7 Zaraz rozpęta się piekło

6.1K 186 26
                                    

Szybko zeszłam na dół i zobaczyłam w stojącego w progu bruneta. Jego czarna koszula miała rozpięte dwa guziki od góry, a jeansy tego samego koloru wyglądały na nim doskonale. Włosy miał roztrzepane, a uśmiech był ukazany od ucha do ucha gdy tylko mnie zobaczył.

- O Vici. Nie mówiłaś, że będziemy mieli gościa - matka spojrzała w moją stronę, a John uważnie spoglądał to na mnie to na chłopaka. Świetnie! Mam przejebane.

- Ja...

- Nie zapraszała mnie - ponownie spojrzał na moją matkę, a kobieta miała uśmiech od ucha do ucha - Luke - podał dłoń Gwen, a ta wręcz natychmiast oddała uścisk.

- Gwen. Mama Victori - w dalszym ciągu ściskała jego dłoń, nie chcąc jej puścić. Wbiłam wzrok w matkę, która robiła do niego maślane oczy.

Mamo co ty do cholery wyprawiasz?

Luke'owi wreszcie udało się oswobodzić z rąk Wilson i spojrzał w moją stronę. Johna już dawno nie było.

- Zostawiłaś u mnie w domu - chłopak wyciągnął w moją stronę kosmetyczkę. Już wyciągałam rękę by zabrać ją z jego rąk, ale moja matka mnie wyprzedziła i powoli wysunęła kosmetyczkę z jego rąk.

- Jesteś przekochany - opadła mi szczęka na widok tak oczywistego flirtu. Nie mogę uwierzyć, że moja własna matka tak się przy mnie zachowuje. Nie zamierzałam tego dalej słuchać.

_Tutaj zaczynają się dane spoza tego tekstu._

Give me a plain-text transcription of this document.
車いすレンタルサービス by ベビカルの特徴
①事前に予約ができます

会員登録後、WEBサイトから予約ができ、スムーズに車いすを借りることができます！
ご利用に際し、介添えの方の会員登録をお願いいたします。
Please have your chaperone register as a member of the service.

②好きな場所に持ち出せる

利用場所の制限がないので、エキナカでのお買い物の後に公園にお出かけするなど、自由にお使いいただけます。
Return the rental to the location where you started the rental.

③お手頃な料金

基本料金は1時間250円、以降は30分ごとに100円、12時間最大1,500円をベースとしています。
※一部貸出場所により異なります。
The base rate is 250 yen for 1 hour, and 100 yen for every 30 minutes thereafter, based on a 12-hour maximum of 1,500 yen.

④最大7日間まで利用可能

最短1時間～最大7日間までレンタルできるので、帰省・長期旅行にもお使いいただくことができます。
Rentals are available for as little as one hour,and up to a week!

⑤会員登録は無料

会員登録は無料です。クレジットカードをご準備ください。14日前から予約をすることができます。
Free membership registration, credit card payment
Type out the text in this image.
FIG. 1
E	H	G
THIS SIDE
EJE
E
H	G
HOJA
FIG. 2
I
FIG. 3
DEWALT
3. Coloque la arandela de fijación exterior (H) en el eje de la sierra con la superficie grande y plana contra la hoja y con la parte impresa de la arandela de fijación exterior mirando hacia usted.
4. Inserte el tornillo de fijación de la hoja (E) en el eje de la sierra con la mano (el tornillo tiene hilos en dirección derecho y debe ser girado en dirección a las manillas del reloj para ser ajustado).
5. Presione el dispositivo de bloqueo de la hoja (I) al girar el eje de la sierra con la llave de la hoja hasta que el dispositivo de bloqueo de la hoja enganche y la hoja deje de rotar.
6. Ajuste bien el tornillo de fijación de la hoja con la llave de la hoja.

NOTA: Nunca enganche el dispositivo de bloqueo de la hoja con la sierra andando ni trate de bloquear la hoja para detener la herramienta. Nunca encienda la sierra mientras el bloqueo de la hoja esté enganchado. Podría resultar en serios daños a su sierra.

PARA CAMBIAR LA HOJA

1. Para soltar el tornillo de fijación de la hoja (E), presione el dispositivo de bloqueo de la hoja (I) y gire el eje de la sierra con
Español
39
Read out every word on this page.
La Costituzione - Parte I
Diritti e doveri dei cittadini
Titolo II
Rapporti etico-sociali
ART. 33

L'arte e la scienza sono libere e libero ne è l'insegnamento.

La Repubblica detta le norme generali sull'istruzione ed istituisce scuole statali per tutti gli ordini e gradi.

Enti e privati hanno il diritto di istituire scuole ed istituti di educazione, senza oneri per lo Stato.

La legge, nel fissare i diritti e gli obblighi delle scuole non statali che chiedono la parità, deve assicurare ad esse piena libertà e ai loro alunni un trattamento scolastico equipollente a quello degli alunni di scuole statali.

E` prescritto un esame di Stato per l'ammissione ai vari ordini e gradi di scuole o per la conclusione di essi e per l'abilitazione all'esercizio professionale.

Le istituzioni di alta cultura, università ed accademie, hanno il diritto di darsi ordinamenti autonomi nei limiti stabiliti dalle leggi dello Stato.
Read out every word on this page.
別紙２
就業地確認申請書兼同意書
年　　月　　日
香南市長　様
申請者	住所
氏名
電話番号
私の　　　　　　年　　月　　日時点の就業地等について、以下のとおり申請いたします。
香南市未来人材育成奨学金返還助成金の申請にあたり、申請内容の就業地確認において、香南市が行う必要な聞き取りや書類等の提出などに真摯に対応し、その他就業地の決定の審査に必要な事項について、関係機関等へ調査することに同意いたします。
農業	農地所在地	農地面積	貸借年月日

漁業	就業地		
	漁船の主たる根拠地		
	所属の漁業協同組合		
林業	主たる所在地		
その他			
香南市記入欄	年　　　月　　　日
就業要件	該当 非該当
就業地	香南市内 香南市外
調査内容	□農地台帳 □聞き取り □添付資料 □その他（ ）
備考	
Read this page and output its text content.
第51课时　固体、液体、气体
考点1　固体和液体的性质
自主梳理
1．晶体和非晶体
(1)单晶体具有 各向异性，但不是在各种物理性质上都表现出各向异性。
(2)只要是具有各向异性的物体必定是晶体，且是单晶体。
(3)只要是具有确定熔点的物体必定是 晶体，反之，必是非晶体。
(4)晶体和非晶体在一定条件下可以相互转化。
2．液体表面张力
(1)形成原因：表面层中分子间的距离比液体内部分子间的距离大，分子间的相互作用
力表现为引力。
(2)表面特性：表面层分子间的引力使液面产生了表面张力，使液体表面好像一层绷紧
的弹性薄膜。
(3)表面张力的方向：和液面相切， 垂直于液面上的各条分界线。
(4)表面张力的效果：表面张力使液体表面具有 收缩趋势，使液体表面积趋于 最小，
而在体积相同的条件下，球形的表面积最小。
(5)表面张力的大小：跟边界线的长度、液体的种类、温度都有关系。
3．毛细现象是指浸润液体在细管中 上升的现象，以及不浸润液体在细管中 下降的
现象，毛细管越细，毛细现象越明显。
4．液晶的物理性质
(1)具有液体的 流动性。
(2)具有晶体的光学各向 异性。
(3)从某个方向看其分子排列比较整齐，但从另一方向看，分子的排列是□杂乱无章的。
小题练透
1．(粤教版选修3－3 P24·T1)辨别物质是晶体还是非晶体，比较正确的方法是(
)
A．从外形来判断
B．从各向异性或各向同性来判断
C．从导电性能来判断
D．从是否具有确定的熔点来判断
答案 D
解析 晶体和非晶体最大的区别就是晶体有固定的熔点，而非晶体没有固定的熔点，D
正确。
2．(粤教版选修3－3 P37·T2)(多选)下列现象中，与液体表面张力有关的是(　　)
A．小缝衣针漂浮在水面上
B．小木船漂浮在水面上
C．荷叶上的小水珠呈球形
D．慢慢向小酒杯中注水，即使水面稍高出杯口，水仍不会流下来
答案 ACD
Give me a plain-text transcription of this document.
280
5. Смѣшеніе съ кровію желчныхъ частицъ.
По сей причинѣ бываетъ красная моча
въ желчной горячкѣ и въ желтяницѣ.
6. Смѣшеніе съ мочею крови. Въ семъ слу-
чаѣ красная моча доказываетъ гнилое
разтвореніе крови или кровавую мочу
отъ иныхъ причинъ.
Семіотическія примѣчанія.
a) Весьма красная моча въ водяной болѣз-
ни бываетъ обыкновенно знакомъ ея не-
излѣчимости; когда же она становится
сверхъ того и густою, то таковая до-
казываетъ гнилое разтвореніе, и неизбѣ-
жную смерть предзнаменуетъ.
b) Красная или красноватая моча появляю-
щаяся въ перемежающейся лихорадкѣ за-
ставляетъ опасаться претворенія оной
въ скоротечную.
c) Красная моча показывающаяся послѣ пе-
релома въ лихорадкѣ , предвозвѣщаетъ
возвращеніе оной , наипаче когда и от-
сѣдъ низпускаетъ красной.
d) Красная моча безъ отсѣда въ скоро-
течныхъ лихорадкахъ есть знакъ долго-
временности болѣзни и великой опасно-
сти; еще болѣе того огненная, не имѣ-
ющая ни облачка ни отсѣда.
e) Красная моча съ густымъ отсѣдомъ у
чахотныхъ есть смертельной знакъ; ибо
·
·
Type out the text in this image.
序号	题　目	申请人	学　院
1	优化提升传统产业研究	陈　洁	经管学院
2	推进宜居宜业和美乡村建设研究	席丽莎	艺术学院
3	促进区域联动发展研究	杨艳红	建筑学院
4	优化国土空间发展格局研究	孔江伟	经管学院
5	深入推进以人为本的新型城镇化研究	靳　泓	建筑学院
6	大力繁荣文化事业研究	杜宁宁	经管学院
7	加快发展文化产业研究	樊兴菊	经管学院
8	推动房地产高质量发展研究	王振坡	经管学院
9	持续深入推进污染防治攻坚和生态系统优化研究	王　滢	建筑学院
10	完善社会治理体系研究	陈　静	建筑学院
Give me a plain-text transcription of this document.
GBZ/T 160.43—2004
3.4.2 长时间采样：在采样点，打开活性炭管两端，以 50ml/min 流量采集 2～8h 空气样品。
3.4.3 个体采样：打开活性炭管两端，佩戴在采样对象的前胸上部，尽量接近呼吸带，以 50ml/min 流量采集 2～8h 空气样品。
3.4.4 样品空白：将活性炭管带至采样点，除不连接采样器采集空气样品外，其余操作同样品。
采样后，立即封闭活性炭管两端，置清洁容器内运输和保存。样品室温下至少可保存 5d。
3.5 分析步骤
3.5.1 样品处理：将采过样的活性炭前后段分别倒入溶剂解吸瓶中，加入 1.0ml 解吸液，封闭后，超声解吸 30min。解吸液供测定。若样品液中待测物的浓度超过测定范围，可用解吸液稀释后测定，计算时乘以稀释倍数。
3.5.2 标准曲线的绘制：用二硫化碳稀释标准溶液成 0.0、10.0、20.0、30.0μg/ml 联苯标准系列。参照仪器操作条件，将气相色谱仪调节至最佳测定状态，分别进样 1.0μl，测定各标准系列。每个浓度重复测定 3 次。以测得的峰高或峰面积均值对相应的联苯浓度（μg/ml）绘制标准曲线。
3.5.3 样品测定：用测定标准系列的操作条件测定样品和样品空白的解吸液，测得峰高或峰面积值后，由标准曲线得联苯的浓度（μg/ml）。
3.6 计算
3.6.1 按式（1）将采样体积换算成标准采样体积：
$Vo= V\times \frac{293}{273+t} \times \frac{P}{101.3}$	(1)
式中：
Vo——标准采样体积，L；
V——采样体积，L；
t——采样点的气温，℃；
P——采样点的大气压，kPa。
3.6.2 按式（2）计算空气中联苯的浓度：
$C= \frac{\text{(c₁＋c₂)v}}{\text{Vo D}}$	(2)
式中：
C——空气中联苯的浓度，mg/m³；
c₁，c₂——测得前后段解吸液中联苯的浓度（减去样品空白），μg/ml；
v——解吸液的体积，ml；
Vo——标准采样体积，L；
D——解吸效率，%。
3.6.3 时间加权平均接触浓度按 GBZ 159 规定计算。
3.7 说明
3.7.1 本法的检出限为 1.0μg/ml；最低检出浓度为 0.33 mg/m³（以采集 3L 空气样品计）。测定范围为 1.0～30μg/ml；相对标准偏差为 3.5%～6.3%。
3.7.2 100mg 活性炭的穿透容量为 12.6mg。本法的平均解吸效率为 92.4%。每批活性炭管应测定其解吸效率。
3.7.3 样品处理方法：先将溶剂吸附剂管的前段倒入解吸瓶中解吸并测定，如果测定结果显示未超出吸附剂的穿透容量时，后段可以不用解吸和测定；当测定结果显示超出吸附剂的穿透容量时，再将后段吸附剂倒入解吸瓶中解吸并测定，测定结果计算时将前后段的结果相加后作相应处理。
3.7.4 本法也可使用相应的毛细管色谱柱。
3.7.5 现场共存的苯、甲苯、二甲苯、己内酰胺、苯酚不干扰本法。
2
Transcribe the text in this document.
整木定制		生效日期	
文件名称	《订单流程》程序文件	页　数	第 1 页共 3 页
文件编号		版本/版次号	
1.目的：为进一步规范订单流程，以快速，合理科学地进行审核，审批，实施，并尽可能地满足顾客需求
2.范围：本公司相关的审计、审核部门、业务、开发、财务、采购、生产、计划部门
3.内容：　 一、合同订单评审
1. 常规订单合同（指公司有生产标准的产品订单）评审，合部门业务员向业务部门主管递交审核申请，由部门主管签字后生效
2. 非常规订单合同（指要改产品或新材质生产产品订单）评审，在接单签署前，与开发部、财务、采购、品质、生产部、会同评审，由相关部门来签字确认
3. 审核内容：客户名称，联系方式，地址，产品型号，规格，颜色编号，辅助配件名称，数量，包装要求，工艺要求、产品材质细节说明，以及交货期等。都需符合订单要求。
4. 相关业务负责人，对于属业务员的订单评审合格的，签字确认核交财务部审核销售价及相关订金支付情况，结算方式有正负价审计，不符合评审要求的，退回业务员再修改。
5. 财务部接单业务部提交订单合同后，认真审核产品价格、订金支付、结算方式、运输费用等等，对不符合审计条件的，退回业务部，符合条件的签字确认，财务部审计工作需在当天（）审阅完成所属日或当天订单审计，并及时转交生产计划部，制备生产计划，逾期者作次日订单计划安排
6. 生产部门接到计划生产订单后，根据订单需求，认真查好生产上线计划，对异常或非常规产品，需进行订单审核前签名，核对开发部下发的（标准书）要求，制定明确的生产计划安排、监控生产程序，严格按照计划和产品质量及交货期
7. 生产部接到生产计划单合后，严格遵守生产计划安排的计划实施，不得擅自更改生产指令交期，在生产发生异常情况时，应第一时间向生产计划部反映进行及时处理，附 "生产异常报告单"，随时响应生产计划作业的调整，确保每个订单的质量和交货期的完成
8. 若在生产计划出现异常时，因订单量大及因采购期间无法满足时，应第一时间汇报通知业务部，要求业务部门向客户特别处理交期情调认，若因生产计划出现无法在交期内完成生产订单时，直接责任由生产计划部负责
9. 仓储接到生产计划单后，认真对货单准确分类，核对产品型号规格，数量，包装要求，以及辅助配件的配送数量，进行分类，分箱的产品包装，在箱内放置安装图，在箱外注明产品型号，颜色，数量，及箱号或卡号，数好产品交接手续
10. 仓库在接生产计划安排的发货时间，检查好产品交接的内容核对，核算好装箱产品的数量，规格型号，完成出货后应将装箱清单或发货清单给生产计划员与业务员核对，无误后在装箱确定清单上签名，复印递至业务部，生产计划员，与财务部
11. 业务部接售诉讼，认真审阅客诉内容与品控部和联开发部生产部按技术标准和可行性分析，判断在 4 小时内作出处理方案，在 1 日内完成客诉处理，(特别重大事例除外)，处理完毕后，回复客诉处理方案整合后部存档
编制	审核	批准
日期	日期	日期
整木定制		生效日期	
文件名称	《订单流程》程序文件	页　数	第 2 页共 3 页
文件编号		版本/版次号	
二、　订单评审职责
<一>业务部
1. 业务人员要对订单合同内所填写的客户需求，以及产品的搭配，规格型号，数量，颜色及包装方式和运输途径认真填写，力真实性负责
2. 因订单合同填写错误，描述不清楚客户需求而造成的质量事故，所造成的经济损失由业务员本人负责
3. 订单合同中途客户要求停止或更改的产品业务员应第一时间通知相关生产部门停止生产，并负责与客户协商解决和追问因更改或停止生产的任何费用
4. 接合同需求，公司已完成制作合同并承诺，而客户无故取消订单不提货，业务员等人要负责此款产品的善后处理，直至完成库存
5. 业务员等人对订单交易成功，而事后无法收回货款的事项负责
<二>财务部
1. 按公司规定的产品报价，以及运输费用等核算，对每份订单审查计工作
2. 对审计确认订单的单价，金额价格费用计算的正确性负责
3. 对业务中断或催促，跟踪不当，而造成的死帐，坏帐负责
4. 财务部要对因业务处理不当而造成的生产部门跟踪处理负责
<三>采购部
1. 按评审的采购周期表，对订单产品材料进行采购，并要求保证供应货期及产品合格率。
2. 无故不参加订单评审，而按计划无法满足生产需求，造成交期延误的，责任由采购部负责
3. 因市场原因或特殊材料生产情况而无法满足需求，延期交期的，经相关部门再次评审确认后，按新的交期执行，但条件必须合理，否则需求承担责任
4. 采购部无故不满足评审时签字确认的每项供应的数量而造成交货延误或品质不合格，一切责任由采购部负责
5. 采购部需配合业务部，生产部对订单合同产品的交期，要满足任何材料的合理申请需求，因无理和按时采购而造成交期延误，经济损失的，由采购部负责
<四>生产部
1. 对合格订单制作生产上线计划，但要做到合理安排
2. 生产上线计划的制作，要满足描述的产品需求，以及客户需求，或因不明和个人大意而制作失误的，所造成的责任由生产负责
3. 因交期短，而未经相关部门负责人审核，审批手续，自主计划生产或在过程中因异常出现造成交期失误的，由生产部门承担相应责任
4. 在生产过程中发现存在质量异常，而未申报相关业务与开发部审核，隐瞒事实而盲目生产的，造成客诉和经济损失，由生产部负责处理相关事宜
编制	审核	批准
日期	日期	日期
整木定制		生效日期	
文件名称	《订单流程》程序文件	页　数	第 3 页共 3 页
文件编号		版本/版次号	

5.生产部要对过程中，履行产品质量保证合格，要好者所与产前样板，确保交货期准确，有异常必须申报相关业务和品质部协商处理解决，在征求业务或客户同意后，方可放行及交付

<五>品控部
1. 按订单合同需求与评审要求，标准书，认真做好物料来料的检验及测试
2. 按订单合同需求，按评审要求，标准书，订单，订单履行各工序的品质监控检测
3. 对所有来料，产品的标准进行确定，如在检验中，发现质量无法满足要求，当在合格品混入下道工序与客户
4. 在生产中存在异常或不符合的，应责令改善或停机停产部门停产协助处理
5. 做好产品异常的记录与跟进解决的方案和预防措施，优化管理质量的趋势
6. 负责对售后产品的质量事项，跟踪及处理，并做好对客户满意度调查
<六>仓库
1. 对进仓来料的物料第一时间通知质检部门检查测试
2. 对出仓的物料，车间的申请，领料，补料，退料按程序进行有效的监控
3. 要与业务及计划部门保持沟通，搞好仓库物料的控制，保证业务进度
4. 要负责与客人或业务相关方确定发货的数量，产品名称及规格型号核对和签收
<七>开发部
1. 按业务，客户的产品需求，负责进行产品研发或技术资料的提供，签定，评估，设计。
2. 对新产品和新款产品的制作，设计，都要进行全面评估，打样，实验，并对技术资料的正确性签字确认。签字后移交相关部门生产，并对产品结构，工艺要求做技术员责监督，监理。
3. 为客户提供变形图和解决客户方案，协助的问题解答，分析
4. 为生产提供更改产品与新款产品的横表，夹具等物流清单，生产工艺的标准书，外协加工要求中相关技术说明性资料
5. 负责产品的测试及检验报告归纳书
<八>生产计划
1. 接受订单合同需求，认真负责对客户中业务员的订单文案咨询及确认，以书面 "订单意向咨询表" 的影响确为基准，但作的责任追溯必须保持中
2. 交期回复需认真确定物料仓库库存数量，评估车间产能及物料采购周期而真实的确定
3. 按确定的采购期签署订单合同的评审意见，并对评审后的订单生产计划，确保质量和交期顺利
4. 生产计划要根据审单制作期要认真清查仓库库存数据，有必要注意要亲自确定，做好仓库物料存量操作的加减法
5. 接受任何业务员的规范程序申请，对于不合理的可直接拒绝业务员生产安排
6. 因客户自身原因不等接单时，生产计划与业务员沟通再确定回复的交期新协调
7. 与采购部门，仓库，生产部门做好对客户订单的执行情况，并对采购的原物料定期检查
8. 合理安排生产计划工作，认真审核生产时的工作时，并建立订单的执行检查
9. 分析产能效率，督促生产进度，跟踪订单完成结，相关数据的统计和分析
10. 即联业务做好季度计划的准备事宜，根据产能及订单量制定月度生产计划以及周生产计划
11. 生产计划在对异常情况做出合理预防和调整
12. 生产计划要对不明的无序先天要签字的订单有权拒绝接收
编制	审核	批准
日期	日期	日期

- Dzięki. Do zobaczenia - zaczęłam zamykać drzwi.

- Gotuje Pani coś? - zapytał Sinner, zatrzymując się.

Moja matka zaśmiała się

- Po prostu zamówiłam chińszczyznę. Chciałbyś zostać na kolację? Mamy mnóstwo jedzenia.

- Myślałam, że miałaś iść do Megan - przypomniałam swojej matce.

- To może poczekać. Miałyśmy porozmawiać o twojej pracy za granicą. Pamiętasz?

Nic nigdy nie mogło poczekać, kiedy zostawiłaś mnie tu, żeby mnie torturowano.

Spojrzałam na Luke'a niemo błagając go, żeby odmówił.

- Dziękuję. Z ogromną chęcią zjem z wami kolację - Luke wszedł do domu i rozejrzał się -Ma Pani bardzo ładny dom.

- Dziękuję. Harper, moja pasierbica, utrzymuje go w idealnej czystości - Matka odłożyła moją kosmetyczkę na stolik. I oczywiście, że nie wspomniała o tym, że to ja sprzątałam dom ponieważ John zawsze mówił, że to jego córka trzymałą tu czystość - Chodź, zaprowadzę cię do kuchni.

Luke objął mnie, ignorując Gwen, która wyciągnęła do niego rękę.

- Na pewno - Zmusiłam się do uśmiechu patrząc na bruneta.

Co tu się do cholery dzieje?

Moja matka szybko opuściła rękę, zbywając to śmiechem. Poprowadziła go do kuchni.

- John, Harper, wpadł do nas na kolację kolega Victorii. Luke.

Weszliśmy za mamą do kuchni, gdzie czekały na nas porozkładane po całym stole pudełka z chińszczyzną. John i jego córka już zaczynali jeść z wypełnionymi po brzegi talerzy.

John zacisną wargi wargi, mierząc Sinnera wzrokiem.

- Myślałem, że miałaś pojechać do swojej przyjaciółki?

- To może poczekać do jutra. Megan się nie obrazi - Gwen wyjęła jeszcze kilka talerzy i widelców z szafek, po czym postawiła je na stole. Następnie wyjęła kilka butelek wody z lodówki. Na koniec zajęła miejsce obok swojego męża - Luke, siadaj - poklepała krzesło stojące między nią i Harper.